Andrew Mountbatten-Windsor’s friendship with sex offender Jeffrey Epstein proves costly

The phrase “Caesar’s wife must be above suspicion” attributed to the Roman general Julius Caesar when he divorced his wife Pompeia after a scandal generally means that people closely associated with the public office must avoid not only actual wrongdoing but also situations that could create the appearance of impropriety.

The recent arrest of Andrew Mountbatten-Windsor, the third child and second son of late Queen Elizabeth II and the younger brother of King Charles III, by the British police on suspicion of misconduct in public office, has been a disgrace to the monarchy. In fact, the arrest makes him the first member of the British royal family detained by the police in hundreds of years. We need to go back to the English Civil War to find another royal who was taken into custody, before Andrew. King Charles I was accused of treason during the English Civil War, was arrested in 1649, tried and publicly executed.
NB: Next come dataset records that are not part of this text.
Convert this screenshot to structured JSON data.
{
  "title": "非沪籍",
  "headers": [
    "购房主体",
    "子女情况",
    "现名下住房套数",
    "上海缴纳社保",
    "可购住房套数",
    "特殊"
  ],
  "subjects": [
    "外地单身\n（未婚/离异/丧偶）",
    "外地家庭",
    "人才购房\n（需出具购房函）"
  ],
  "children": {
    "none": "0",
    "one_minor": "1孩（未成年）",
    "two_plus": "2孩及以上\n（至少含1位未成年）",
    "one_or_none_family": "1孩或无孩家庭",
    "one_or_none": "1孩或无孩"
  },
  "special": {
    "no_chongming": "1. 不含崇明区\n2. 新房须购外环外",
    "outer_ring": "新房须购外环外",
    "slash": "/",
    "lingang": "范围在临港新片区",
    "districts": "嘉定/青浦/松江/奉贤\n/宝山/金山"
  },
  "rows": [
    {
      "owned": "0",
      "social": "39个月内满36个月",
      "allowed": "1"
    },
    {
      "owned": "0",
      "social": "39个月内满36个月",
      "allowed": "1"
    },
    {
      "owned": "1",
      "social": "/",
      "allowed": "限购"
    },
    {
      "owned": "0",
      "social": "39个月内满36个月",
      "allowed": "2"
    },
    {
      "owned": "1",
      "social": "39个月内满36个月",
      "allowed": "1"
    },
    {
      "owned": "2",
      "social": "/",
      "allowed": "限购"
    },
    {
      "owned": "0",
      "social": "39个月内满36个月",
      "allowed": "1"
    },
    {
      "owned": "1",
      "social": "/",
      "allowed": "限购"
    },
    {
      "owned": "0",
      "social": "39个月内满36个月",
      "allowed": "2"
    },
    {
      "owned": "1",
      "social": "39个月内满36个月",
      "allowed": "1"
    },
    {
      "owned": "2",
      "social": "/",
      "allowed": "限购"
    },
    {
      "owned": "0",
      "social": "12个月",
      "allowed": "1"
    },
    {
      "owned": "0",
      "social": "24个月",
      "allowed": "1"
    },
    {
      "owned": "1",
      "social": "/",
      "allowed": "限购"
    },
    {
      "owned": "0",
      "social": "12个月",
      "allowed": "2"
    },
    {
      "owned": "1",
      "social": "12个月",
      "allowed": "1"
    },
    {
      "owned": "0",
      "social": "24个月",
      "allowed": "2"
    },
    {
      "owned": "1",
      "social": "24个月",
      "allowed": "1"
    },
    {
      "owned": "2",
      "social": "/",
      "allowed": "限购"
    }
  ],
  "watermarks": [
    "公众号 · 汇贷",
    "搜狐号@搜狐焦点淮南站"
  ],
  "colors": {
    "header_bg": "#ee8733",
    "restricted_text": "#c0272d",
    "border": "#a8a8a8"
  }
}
Although Andrew was subsequently released under investigation by the police after spending much of his 66th birthday in custody, he did become the first senior British royal in modern history to face arrest. The former prince was questioned by the detectives from Thames Valley Police about his links to the late convicted sex offender Jeffrey Epstein. He, however, consistently and strenuously denied any wrongdoing.

Andrew, who pursued a military career serving for 22 years in the Royal Navy, and even flew helicopters in combat during the 1982 Falklands War, had later spent a decade as a UK trade envoy between 2001 and 2011. It is this decade that is under renewed scrutiny due to revelations about his long-term friendship with Epstein, who was jailed in 2008 for child sex offences.

In January 2026, the US Department of Justice released more than three million Epstein-related documents, including emails from Mountbatten-Windsor to Epstein. Some material did suggest Andrew sharing official reports from a 2010 Southeast Asia trade trip with the American financier. Following the disclosure of Epstein files, King Charles asked his brother to leave the Windsor property on February 2 and had to move out to the Sandringham Estate in Norfolk.

The former prince first became publicly linked to Epstein in the early 2000s. The two were even photographed together on several occasions, including in New York in 2010, after Epstein had already served a jail sentence in Florida for child sex offences. However, it is not only allegations of misconduct in public office that are hounding Andrew. In 2021, Virginia Giuffre sued Andrew in the US court alleging that she was forced to have several sexual encounters with him in the early 2000s at the age of 17, after being sex trafficked by Epstein. Finally, both parties reached an out-of-court financial settlement in February 2022, and the case was dismissed in March 2022 without going to trial. Andrew admitted no liability in the settlement.

In a bizarre turn of events, Giuffre died by suicide in April 2025, while Andrew was stripped of his royal titles by his brother, King Charles III. Giuffre’s family responding to Andrew arrest said that “he was never a prince”. A conviction for the particular offence, which is investigated by the UK police, carries a maximum sentence of life imprisonment.

Andrew  in police custody is an embarrassing situation for the royal family. Sadly, it is also culmination towards slow descent into disgrace for the former prince, who was the favourite son of his late mother Queen Elizabeth II.